On Thursday, E.U. Digital Agenda Commissioner Neelie Kroes and Larry Strickling, assistant secretary of the U.S. Department of Commerce, said that they will continue to support the ICANN (Internet Corporation for Assigned Names and Numbers) system for assigning top level domains.
The news comes following ICANN's controversial decision to approve the .xxx domain suffix for adult websites last month following years of deliberations. The move has faced opposition from inside and outside the pornography industry, with anti-porn protesters claiming it legitimizes porn and the adult industry concerned that it will make their sites easier to block en masse.
ICANN is also expected to approve a large number of other top level domains at its next meeting in Singapore at the end of June. But both Kroes and Strickling said that reforms are necessary to reinforce the transparency and accountability of ICANN's internal corporate governance.
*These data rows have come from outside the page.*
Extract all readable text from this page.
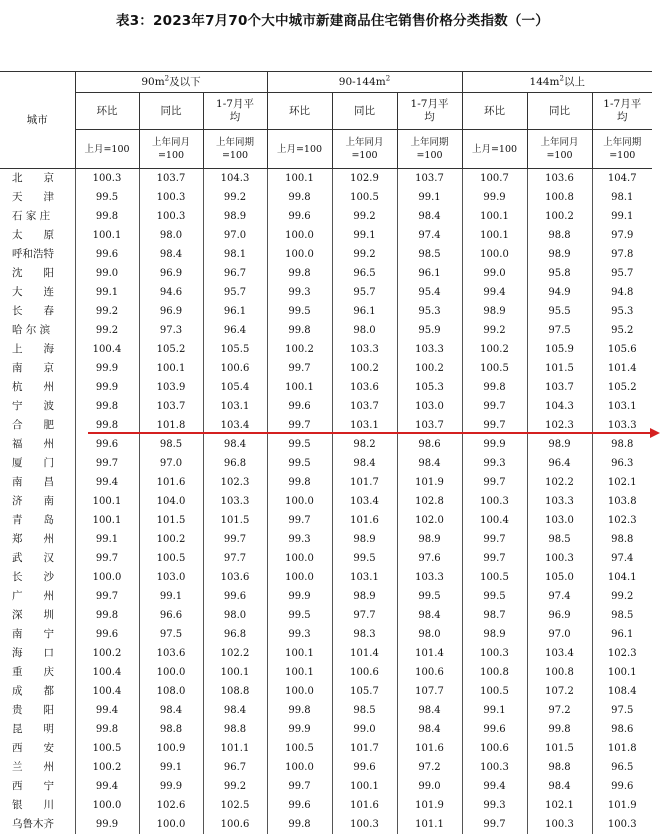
表3：2023年7月70个大中城市新建商品住宅销售价格分类指数（一）
城市	$90m^2$及以下			$90-144m^2$			$144m^2$以上		
	环比	同比	1-7月平均	环比	同比	1-7月平均	环比	同比	1-7月平均
	上月=100	上年同月=100	上年同期=100	上月=100	上年同月=100	上年同期=100	上月=100	上年同月=100	上年同期=100
北　　京	100.3	103.7	104.3	100.1	102.9	103.7	100.7	103.6	104.7
天　　津	99.5	100.3	99.2	99.8	100.5	99.1	99.9	100.8	98.1
石 家 庄	99.8	100.3	98.9	99.6	99.2	98.4	100.1	100.2	99.1
太　　原	100.1	98.0	97.0	100.0	99.1	97.4	100.1	98.8	97.9
呼和浩特	99.6	98.4	98.1	100.0	99.2	98.5	100.0	98.9	97.8
沈　　阳	99.0	96.9	96.7	99.8	96.5	96.1	99.0	95.8	95.7
大　　连	99.1	94.6	95.7	99.3	95.7	95.4	99.4	94.9	94.8
长　　春	99.2	96.9	96.1	99.5	96.1	95.3	98.9	95.5	95.3
哈 尔 滨	99.2	97.3	96.4	99.8	98.0	95.9	99.2	97.5	95.2
上　　海	100.4	105.2	105.5	100.2	103.3	103.3	100.2	105.9	105.6
南　　京	99.9	100.1	100.6	99.7	100.2	100.2	100.5	101.5	101.4
杭　　州	99.9	103.9	105.4	100.1	103.6	105.3	99.8	103.7	105.2
宁　　波	99.8	103.7	103.1	99.6	103.7	103.0	99.7	104.3	103.1
合　　肥	99.8	101.8	103.4	99.7	103.1	103.7	99.7	102.3	103.3
福　　州	99.6	98.5	98.4	99.5	98.2	98.6	99.9	98.9	98.8
厦　　门	99.7	97.0	96.8	99.5	98.4	98.4	99.3	96.4	96.3
南　　昌	99.4	101.6	102.3	99.8	101.7	101.9	99.7	102.2	102.1
济　　南	100.1	104.0	103.3	100.0	103.4	102.8	100.3	103.3	103.8
青　　岛	100.1	101.5	101.5	99.7	101.6	102.0	100.4	103.0	102.3
郑　　州	99.1	100.2	99.7	99.3	98.9	98.9	99.7	98.5	98.8
武　　汉	99.7	100.5	97.7	100.0	99.5	97.6	99.7	100.3	97.4
长　　沙	100.0	103.0	103.6	100.0	103.1	103.3	100.5	105.0	104.1
广　　州	99.7	99.1	99.6	99.9	98.9	99.5	99.5	97.4	99.2
深　　圳	99.8	96.6	98.0	99.5	97.7	98.4	98.7	96.9	98.5
南　　宁	99.6	97.5	96.8	99.3	98.3	98.0	98.9	97.0	96.1
海　　口	100.2	103.6	102.2	100.1	101.4	101.4	100.3	103.4	102.3
重　　庆	100.4	100.0	100.1	100.1	100.6	100.6	100.8	100.8	100.1
成　　都	100.4	108.0	108.8	100.0	105.7	107.7	100.5	107.2	108.4
贵　　阳	99.4	98.4	98.4	99.8	98.5	98.4	99.1	97.2	97.5
昆　　明	99.8	98.8	98.8	99.9	99.0	98.4	99.6	99.8	98.6
西　　安	100.5	100.9	101.1	100.5	101.7	101.6	100.6	101.5	101.8
兰　　州	100.2	99.1	96.7	100.0	99.6	97.2	100.3	98.8	96.5
西　　宁	99.4	99.9	99.2	99.7	100.1	99.0	99.4	98.4	99.6
银　　川	100.0	102.6	102.5	99.6	101.6	101.9	99.3	102.1	101.9
乌鲁木齐	99.9	100.0	100.6	99.8	100.3	101.1	99.7	100.3	100.3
In particular they stressed the need for the ICANN board to adequately respond to Governmental Advisory Council advice when considering the expansion of generic top level domains and to make a priority of speedily implementing all recommendations made by a transparency review carried out last year.
Kroes wants to see ICANN respond better to governments raising public policy concerns and increased transparency in the way decisions affecting country-code top level domains are made.
The Internet Assigned Numbers Authority functions contract between ICANN and the U.S. government expires in September adding urgency to these calls for reform.